Major features and updates for Cloudera Data Science Workbench.

Cloudera Enterprise 6.1 Support
Cloudera Data Science Workbench is now supported with Cloudera Manager 6.1.x (and higher) and CDH 6.1.x (and higher). For details, see Cloudera Manager and CDH Requirements.
Cloudera Data Science Workbench on Hortonworks Data Platform (HDP)
Cloudera Data Science Workbench can now be deployed on HDP 2.6.5 and HDP 3.1.0. For an architecture overview and installation instructions, see Deploying Cloudera Data Science Workbench 1.8.0 on Hortonworks Data Platform.
Security Enhancements
  • Allow Site Administrators to Enable/Disable Project Uploads and Downloads - By default, all Cloudera Data Science Workbench users are allowed to upload and download files to/from a project. Version 1.5 introduces a new feature flag that allows site administrators to hide the UI features that let users upload and download project files.

    Note that this feature flag only removes the relevant features from the Cloudera Data Science Workbench UI. It does not disable the ability to upload and download files through the backend web API.

    For details on how to enable this feature, see Disabling Project File Uploads and Downloads.

OpenJDK Support
Cloudera Data Science Workbench now supports Open JDK 8 on Cloudera Enterprise 5.16.1 (and higher). For details, see Product Compatibility Matrix - Supported JDK Versions.
Engines
  • Base engine upgraded with a new version of R - 3.5.1 (Base Image v7)
  • Debugging Improvements - Previously, engines and their associated logs were deleted immediately after an exit or a crash. With version 1.5, engines are now available for about 5 minutes after they have ended to allow you to collect the relevant logs.

    Additionally, when an engine exits with a non-zero status code, the last 50 lines from the engine's logs are now printed to the Workbench console. Note that a non-zero exit code and the presence of engine logs in the Workbench does not always imply a problem with the code. Events such as session timeouts and out-of-memory issues are also assigned non-zero exit codes and will display engine logs.

Installation and Upgrade
  • New Configuration Parameters - Version 1.5 includes three new configuration parameters that can be used to specify the type of distribution you are running, the directory for the installed packages/parcels, and the path where Anaconda is installed (for HDP only).
    • DISTRO
    • DISTRO_DIR
    • ANACONDA_DIR
    Details and sample values for these properties have been added to the relevant installation topics for CDH and HDP.
  • DOCKER_TMPDIR changed to /var/lib/cdsw/tmp/docker - Previously the Cloudera Data Science Workbench installer would temporarily decompress the base engine image file to the /var/lib/docker/tmp directory. Starting with version 1.5, the installer will use the /var/lib/cdsw/tmp/docker directory instead. Make sure you have an Application block device mounted to /var/lib/cdsw as recommended so that installation/upgrade can proceed without issues.
  • Improved Validation Checks - Improved the validation checks run by the installer and the error messages that are displayed during the installation process. Cloudera Data Science Workbench now:
    • Checks that space is available on the root directory, the Application Block Device and the Docker Block Device(s).
    • Checks that DNS forward and reverse lookup works for the Cloudera Data Science Workbench Domain and Master IP address provided.
    • Displays better error messages for the cdsw status and cdsw validate commands for easier debugging.
Command Line
  • cdsw logs - Previously, the cdsw logs command generated two log bundles - one in plaintext and one with sensitive information redacted. With version 1.5, the command now generates only a single bundle that has all the sensitive information redacted by default.

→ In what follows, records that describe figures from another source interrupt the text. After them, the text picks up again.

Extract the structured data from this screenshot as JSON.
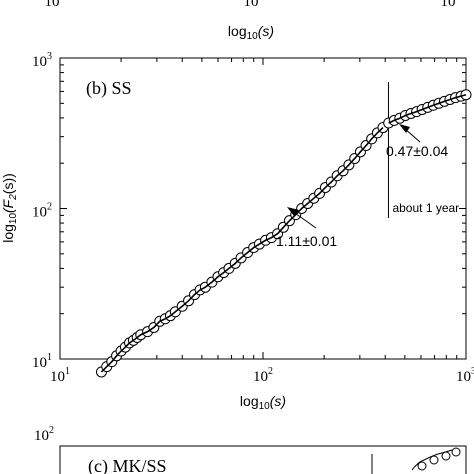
{
  "top_strip": {
    "tick_labels": [
      "10",
      "10",
      "10"
    ],
    "xlabel": "log",
    "xlabel_sub": "10",
    "xlabel_arg": "(s)"
  },
  "bottom_strip": {
    "ytick_label": "10",
    "ytick_exp": "2",
    "panel_label": "(c) MK/SS"
  },
  "chart_data": {
    "type": "scatter",
    "panel_label": "(b) SS",
    "xlabel": "log",
    "xlabel_sub": "10",
    "xlabel_arg": "(s)",
    "ylabel": "log",
    "ylabel_sub": "10",
    "ylabel_arg": "(F",
    "ylabel_sub2": "2",
    "ylabel_end": "(s))",
    "xscale": "log",
    "yscale": "log",
    "xlim": [
      10,
      1000
    ],
    "ylim": [
      10,
      1000
    ],
    "xticks": [
      {
        "value": 10,
        "base": "10",
        "exp": "1"
      },
      {
        "value": 100,
        "base": "10",
        "exp": "2"
      },
      {
        "value": 1000,
        "base": "10",
        "exp": "3"
      }
    ],
    "yticks": [
      {
        "value": 10,
        "base": "10",
        "exp": "1"
      },
      {
        "value": 100,
        "base": "10",
        "exp": "2"
      },
      {
        "value": 1000,
        "base": "10",
        "exp": "3"
      }
    ],
    "grid": false,
    "vline": {
      "x": 415,
      "label": "about 1 year"
    },
    "fits": [
      {
        "slope_label": "1.11±0.01",
        "x_range": [
          16,
          415
        ]
      },
      {
        "slope_label": "0.47±0.04",
        "x_range": [
          415,
          1000
        ]
      }
    ],
    "points": [
      {
        "x": 16,
        "y": 8.2
      },
      {
        "x": 17,
        "y": 8.9
      },
      {
        "x": 18,
        "y": 9.6
      },
      {
        "x": 19,
        "y": 10.5
      },
      {
        "x": 20,
        "y": 11.3
      },
      {
        "x": 21,
        "y": 12.0
      },
      {
        "x": 22,
        "y": 12.8
      },
      {
        "x": 23,
        "y": 13.3
      },
      {
        "x": 24,
        "y": 13.9
      },
      {
        "x": 25,
        "y": 14.5
      },
      {
        "x": 27,
        "y": 15.2
      },
      {
        "x": 29,
        "y": 16.2
      },
      {
        "x": 31,
        "y": 17.8
      },
      {
        "x": 33,
        "y": 18.5
      },
      {
        "x": 35,
        "y": 19.4
      },
      {
        "x": 37,
        "y": 20.6
      },
      {
        "x": 40,
        "y": 22.4
      },
      {
        "x": 43,
        "y": 24.4
      },
      {
        "x": 46,
        "y": 26.8
      },
      {
        "x": 49,
        "y": 28.8
      },
      {
        "x": 52,
        "y": 30.0
      },
      {
        "x": 56,
        "y": 32.4
      },
      {
        "x": 60,
        "y": 35.2
      },
      {
        "x": 64,
        "y": 37.5
      },
      {
        "x": 68,
        "y": 40.0
      },
      {
        "x": 73,
        "y": 43.2
      },
      {
        "x": 78,
        "y": 47.0
      },
      {
        "x": 84,
        "y": 51.0
      },
      {
        "x": 90,
        "y": 55.0
      },
      {
        "x": 96,
        "y": 58.0
      },
      {
        "x": 103,
        "y": 61.5
      },
      {
        "x": 110,
        "y": 64.0
      },
      {
        "x": 118,
        "y": 68.0
      },
      {
        "x": 126,
        "y": 75.0
      },
      {
        "x": 135,
        "y": 83.0
      },
      {
        "x": 145,
        "y": 91.0
      },
      {
        "x": 155,
        "y": 100.0
      },
      {
        "x": 166,
        "y": 108.0
      },
      {
        "x": 178,
        "y": 117.0
      },
      {
        "x": 190,
        "y": 126.0
      },
      {
        "x": 203,
        "y": 138.0
      },
      {
        "x": 217,
        "y": 150.0
      },
      {
        "x": 232,
        "y": 165.0
      },
      {
        "x": 248,
        "y": 178.0
      },
      {
        "x": 265,
        "y": 195.0
      },
      {
        "x": 283,
        "y": 215.0
      },
      {
        "x": 302,
        "y": 238.0
      },
      {
        "x": 322,
        "y": 262.0
      },
      {
        "x": 343,
        "y": 290.0
      },
      {
        "x": 366,
        "y": 318.0
      },
      {
        "x": 390,
        "y": 345.0
      },
      {
        "x": 416,
        "y": 370.0
      },
      {
        "x": 443,
        "y": 385.0
      },
      {
        "x": 472,
        "y": 398.0
      },
      {
        "x": 503,
        "y": 415.0
      },
      {
        "x": 536,
        "y": 428.0
      },
      {
        "x": 571,
        "y": 440.0
      },
      {
        "x": 608,
        "y": 455.0
      },
      {
        "x": 648,
        "y": 470.0
      },
      {
        "x": 690,
        "y": 485.0
      },
      {
        "x": 735,
        "y": 500.0
      },
      {
        "x": 783,
        "y": 515.0
      },
      {
        "x": 834,
        "y": 530.0
      },
      {
        "x": 888,
        "y": 545.0
      },
      {
        "x": 946,
        "y": 558.0
      },
      {
        "x": 1000,
        "y": 570.0
      }
    ]
  }
}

    To turn off redaction of log files for internal use, you can use the new --skip-redaction option as follows:
    cdsw logs --skip-redaction
Networking
  • Cloudera Data Science Workbench now uses DNS hostnames (not IP addresses) for internal communication between components. As a result, the wildcard DNS hostname configured for Cloudera Data Science Workbench must now be resolvable from both, the CDSW cluster, and your browser.

  • Cloudera Data Science Workbench now enables IPv4 forwarding (net.ipv4.conf.default.forwarding) during the installation process.